When Lucy Dawidowicz wrote, The war against the Jews, 1933-1945 (New York, Holt, Rinehart and Winston, 1975), her point of view ultimately got her labelled as an “intentionalist”—one who believes that the Holocaust was a top-down plan formulated (or ‘intentioned’) by Hitler. Some Historians of the Holocaust did not agree with her, arguing instead that there was too much focus on the Nazi leader as the cause of the Holocaust, and too little focus on Nazi functionaries (bureaucrats) who operated below Hitler. These historians tended to believe that the Holocaust grew out of the “anarchistic character of the Nazi state, its internal rivalries and chaotic decision-making.” (see Christopher Browning, speech in Paris, 1982, examining intentionalism and functionalism as a way to describe the origins of the Holocaust, quoted in Wikipedia, Functionalism versus Intentionalism). Those who believed that the Holocaust was top-down (intentionalists) still agreed with those who said it was bottom-up (functionalists): the horror of the Holocaust was real; their dispute was, who was responsible for it—leader or bureaucrat?

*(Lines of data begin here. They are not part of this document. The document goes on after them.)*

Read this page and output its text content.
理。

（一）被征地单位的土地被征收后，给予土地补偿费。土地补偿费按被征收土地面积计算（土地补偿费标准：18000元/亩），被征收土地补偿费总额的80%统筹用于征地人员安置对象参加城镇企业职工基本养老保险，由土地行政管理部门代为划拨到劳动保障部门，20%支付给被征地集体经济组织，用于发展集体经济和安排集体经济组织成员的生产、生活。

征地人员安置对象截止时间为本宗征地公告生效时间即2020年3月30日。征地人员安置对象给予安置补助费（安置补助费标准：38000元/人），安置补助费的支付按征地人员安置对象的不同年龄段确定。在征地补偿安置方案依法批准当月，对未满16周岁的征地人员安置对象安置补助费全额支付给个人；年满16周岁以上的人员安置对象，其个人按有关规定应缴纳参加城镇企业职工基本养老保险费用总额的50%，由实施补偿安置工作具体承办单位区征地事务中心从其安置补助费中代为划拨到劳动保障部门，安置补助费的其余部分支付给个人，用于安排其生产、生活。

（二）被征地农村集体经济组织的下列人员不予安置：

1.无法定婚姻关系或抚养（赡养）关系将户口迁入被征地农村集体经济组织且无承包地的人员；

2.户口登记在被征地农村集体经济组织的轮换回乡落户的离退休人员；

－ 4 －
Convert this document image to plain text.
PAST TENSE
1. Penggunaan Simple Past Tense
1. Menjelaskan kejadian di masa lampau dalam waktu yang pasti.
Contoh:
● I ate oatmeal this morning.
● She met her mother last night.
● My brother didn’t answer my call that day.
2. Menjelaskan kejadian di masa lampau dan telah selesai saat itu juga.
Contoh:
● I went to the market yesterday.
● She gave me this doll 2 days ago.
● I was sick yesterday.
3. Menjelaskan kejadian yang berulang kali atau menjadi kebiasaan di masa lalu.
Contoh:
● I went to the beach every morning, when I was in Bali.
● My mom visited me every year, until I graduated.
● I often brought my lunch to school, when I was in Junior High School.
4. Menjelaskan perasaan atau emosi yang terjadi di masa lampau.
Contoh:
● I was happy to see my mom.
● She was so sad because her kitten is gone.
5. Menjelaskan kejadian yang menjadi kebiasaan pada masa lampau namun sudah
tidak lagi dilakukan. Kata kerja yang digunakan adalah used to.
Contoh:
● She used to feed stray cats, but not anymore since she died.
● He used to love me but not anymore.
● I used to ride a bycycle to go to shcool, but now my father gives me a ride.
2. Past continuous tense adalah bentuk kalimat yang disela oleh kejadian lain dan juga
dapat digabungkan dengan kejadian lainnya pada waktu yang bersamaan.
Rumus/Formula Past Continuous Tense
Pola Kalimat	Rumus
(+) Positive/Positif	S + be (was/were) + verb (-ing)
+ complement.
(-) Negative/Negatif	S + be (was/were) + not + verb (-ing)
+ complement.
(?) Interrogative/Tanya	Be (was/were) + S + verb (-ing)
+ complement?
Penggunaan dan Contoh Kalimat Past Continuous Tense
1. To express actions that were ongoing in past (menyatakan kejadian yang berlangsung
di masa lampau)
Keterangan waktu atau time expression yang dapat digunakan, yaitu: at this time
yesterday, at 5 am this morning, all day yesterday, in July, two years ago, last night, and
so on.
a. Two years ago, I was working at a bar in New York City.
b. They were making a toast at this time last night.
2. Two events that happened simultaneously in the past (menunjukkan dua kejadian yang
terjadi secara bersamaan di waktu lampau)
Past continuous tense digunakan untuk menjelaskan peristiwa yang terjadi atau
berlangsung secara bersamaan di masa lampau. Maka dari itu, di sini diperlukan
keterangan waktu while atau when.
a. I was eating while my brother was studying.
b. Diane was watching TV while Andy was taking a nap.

This question of responsibility for a state-mandated killing of Jews provokes a question: In Israel, we regularly hear Hamas or Fatah (proto-state rulers) talking about destroying Jews—or praising those who kill Jews; does their approach to their ‘Jewish problem’ compare to the Nazi approach, or is this Arab approach different?
It seems different, for two reasons. First, every Arab leader and every Arab bureaucrat accepts the ‘kill-the-Jew/destroy Zionism’ agenda that we see in PLO/Fatah and Hamas founding documents. ‘Intention’ and ‘function’ unite: leader and bureaucrat passionately embrace the same goal.
The second reason this approach might be different is that the Arab appears to invert Nazi priorities. One might be able to argue that the primary focus of Nazism is a xenophobic Nationalism based on Aryan supremacy and an almost primal need to defend Germany against subversion and foreigners; one might therefore attempt to argue that the Jew-hate that led to the Holocaust was actually secondary to and supportive of Nazi political goals. For the Nazis, it may be possible there was never a question of what was most important, National Socialism or Jew-hate: the principles of National Socialism came first, Jew-hate second. Jew-hate was indeed central to the Nazi world-view. But it might not have been their first political priority. For the Arab, however, the reverse might be true: Jew-hate first, then nationalism.
Look at the time-period, 1945-1950, the years immediately preceding and following the creation of the state of Israel. Contemporary news stories about those days did not discuss Jewish statehood versus Arab statehood. The issue of the day was not two groups fighting to create their own state on the same piece of land (a situation that could obviously lead to war); the issue of that day was, Jews wanted their state and the Arabs wanted to kill those Jews. Moreover, the Muslim leadership of the day in Palestine, the Waqf, was rabidly anti-Jew, had openly praised Hitler’s genocide, and called repeatedly to kill Jews. Statehood was not part of Arab leadership vocabulary. Nor was it heard on the Arab street. The Arab issue of the day was, kill Jews.
While Jew-hate is fundamental to Nazism, it may not have been the raison-d ‘etre for National Socialism in 1930’s Germany; but Jew-hate was certainly the main topic of Arab public discourse from before the founding of the Jewish state until Yasser Arafat refined that discourse with his ‘Palestinian people’ campaign. Then, even after Arafat appears (the early 1960’s), you notice that the primary focus in contemporary news was not nationalism, but killing Jews or ‘destroying Zionism’. For the Arab, it has always been, kill Jews first, nationalism second. Often, nationalism is not even mentioned.
This inverting of the Nazi priority in order to emphasize killing Jews above all else may be far more dangerous than Nazism. At least with Nazis, one could find some kind of social, cultural or economic ideals; one could study or visit Nazi Germany and marvel at the power, joy and even chilling beauty of the Aryan nation (consider the films of Leni Riefenstahl). With the Arab, that sense of power, joy and beauty is missing. In its place we find victimhood, Jew-hate and the celebration of destroying ‘Zion’. Instead of Deutschland Uber Alles, we get, ‘butcher the Jew’; the aesthetic just isn’t the same.
In the 1930’s, the world ignored the threat of Nazi intentions. Some openly admired German accomplishments. Some proposed appeasement. Some said, give land (Czechoslovakia) for peace. They were all wrong—and the nation which did not have Jew-killing as its top priority went on to murder six million Jews and perhaps another sixty million people. Imagine what you’ll get when you take the same road with those who openly make killing Jews their first priority.